The plagues on Egypt have been depicted by many artists. A 13th-century French illustrated manuscript, for example, provides a composite collection of them all (save the death of the firstborn).
But our focus will be John Martin’s “Seventh Plague,” held by the Museum of Fine Arts in Boston. We’ve already met Martin through his depiction of the destruction of Sodom and Gomorrah. What can I say? If you want a grand depiction of an apocalyptic scene, this English Romanticist is your go-to man. Any wonder he was tapped to illustrate John Milton’s Paradise Lost?
And “Seventh Plague” is grand: it’s a huge oil painting, 5-1/2 by 7 feet. Dark and foreboding colors dominate the scene, e.g., the cloud formation. They provide stark contrast to the brightness of the storm whose pelting is apparent in the diagonal, right to left lines across the painting.

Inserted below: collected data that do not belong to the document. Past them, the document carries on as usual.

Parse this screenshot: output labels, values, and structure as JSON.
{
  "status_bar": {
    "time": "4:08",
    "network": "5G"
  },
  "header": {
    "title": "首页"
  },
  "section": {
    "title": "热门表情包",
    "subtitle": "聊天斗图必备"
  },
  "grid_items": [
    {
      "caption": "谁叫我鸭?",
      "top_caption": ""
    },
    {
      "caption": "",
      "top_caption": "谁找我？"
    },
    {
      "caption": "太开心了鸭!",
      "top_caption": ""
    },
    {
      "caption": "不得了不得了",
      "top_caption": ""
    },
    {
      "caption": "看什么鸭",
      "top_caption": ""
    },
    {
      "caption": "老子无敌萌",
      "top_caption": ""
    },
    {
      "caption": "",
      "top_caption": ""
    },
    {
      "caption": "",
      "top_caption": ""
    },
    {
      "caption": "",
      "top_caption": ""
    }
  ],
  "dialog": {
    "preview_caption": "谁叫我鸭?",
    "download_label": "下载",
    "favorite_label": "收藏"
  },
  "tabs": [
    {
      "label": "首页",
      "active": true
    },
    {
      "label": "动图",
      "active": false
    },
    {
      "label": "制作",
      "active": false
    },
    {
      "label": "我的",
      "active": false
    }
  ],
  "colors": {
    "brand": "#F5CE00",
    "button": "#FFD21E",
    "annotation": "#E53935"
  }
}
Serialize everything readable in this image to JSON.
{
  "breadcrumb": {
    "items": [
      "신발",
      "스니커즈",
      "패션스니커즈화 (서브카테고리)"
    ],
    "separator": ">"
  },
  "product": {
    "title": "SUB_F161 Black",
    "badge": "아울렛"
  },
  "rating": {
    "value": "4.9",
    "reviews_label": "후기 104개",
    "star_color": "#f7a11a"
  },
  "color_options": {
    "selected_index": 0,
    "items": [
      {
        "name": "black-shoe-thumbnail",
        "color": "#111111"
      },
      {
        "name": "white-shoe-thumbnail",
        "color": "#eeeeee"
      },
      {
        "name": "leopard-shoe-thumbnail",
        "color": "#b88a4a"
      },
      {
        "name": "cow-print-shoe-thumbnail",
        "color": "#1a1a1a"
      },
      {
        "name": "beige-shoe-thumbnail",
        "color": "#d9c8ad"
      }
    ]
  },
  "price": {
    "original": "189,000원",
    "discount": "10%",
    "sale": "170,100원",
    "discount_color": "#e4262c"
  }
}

The storm seems still at a distance, over the sea, but fast approaching the city. Moses and Aaron stand alone on the left, Moses (Exodus 9:22-23) stretching his staff to the sky. The Egyptians stand on the right, watching in horror what is approaching them. Exodus 9:24 describes the event as “the worst storm in all the land of Egypt since it had become a nation” (though not extending to the district of Goshen, “where the Israelites were”).
Some commentators claim that Martin knew of recent archaeological discoveries from Egypt (early 19th-century Europe was interested in Egypt, e.g., Napoleon) and incorporated them into his painting. It seems to me that the building complex appears more Greek than Egyptian. Incorporation of a Lighthouse of Alexandria lookalike (on the left in the clearing of the storm) reinforces the “Egyptian” feeling but is an anachronism: the real lighthouse would not be built far into the future (third century BC).